The National Story from the Mumford Center

More Americans Foreign-Born, Multi-Lingual and Going West

More Americans are foreign-born and multi-lingual, according to Census data now available for the Nation's 331 metro areas. About 5% of residents in the average metro area are people who entered the country within the previous ten years. The accumulated effect of a constant stream of immigrants entering the country over the last three decades is becoming very noticeable, with the percentage of Americans born outside the United States in the average metropolis increasing from 9.5% to 13% over the last decade. One result is that almost one quarter of Americans now speaks a language other than English at home, rising from 15.7% in 1990 to 21% in 2000. These include immigrants as well as many of their children and even their grandchildren born in the U.S.

Increased bilingualism is evident throughout the country, but most pronounced in the West where almost one-third of the population now speaks a language other than English at home, rising from 24.9% in 1990 to 31.5% in 2000. This trend is only beginning to reach the Midwest where only a tenth of the population is bilingual, increasing from 8.1% in 1990 to 11% in 2000.

New York City is the top destination for new immigrants with 1.3 million arriving in the last decade. Los Angeles-Long Beach is now the number two destination for new immigrants, with 1.2 million residents arriving in the country during the 1990s (12.4% of the population). However this number is down from the 1.5 million who had arrived in the 1980s. Chicago is the third most attractive destination, with more than 600,000 recent immigrants, double the 300,000 who arrived in the 1980's.

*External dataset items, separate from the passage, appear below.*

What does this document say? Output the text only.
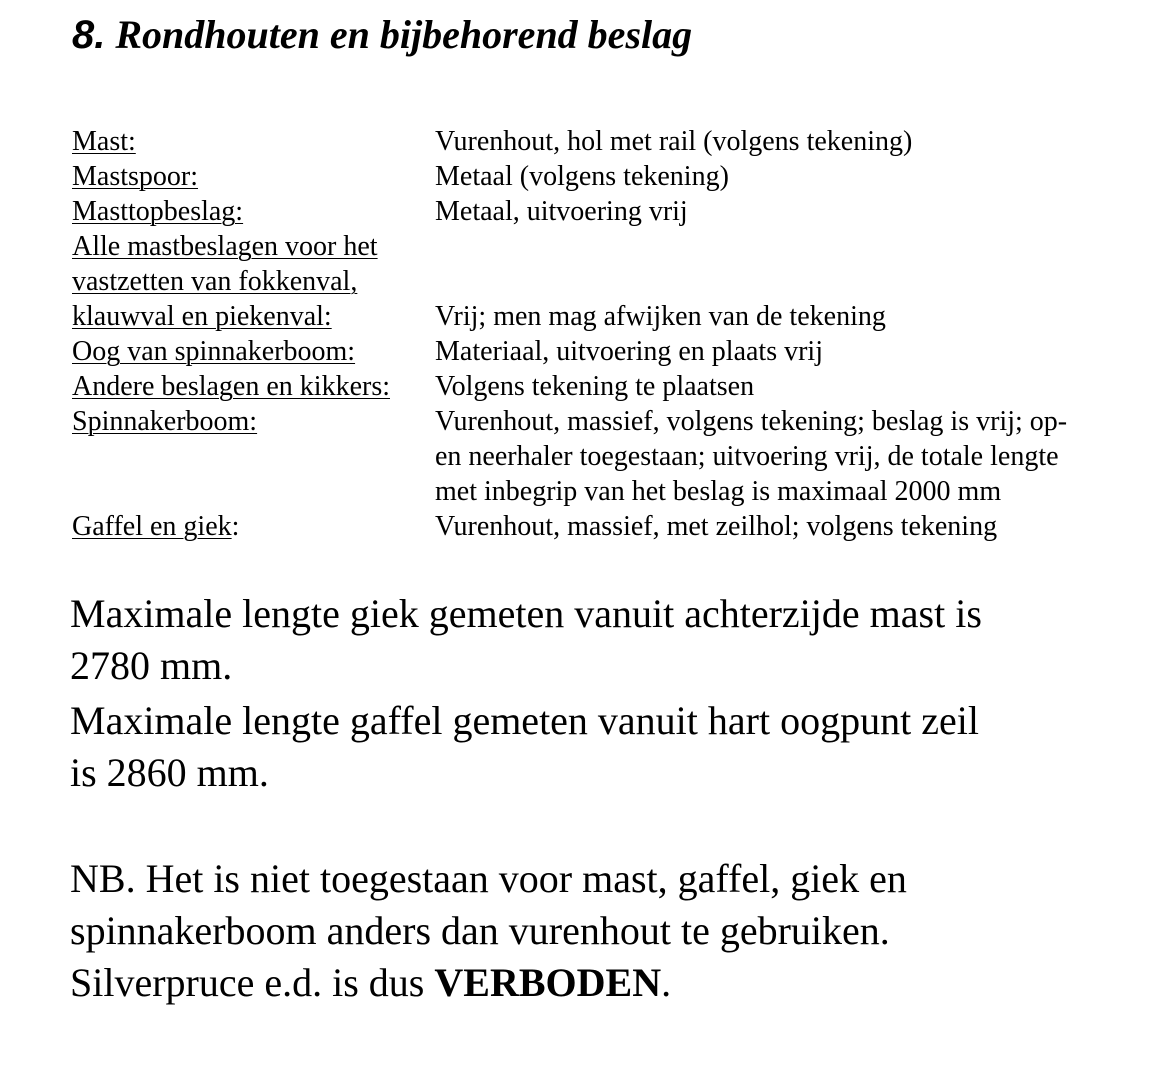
8. Rondhouten en bijbehorend beslag
Mast:	Vurenhout, hol met rail (volgens tekening)
Mastspoor:	Metaal (volgens tekening)
Masttopbeslag:	Metaal, uitvoering vrij
Alle mastbeslagen voor het
vastzetten van fokkenval,
klauwval en piekenval:	Vrij; men mag afwijken van de tekening
Oog van spinnakerboom:	Materiaal, uitvoering en plaats vrij
Andere beslagen en kikkers:	Volgens tekening te plaatsen
Spinnakerboom:	Vurenhout, massief, volgens tekening; beslag is vrij; op-
en neerhaler toegestaan; uitvoering vrij, de totale lengte
met inbegrip van het beslag is maximaal 2000 mm
Gaffel en giek:	Vurenhout, massief, met zeilhol; volgens tekening
Maximale lengte giek gemeten vanuit achterzijde mast is
2780 mm.
Maximale lengte gaffel gemeten vanuit hart oogpunt zeil
is 2860 mm.
NB. Het is niet toegestaan voor mast, gaffel, giek en
spinnakerboom anders dan vurenhout te gebruiken.
Silverpruce e.d. is dus VERBODEN.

Some of the largest increases in immigration were seen in the West. The percentage of foreign-born residents increased in San Jose from 23.1% in 1990 to 34.1% in 2000 and in Oakland from 16.2% to 24.0%. The foreign-born population in Las Vegas and Phoenix doubled over the last decade. Dallas also saw a huge jump in new arrivals with more than 330,000 recent immigrants, up from 130,000 in 1990. Atlanta is a new destination: it received four times as many new immigrants in the 1990's than it had in the 1980's.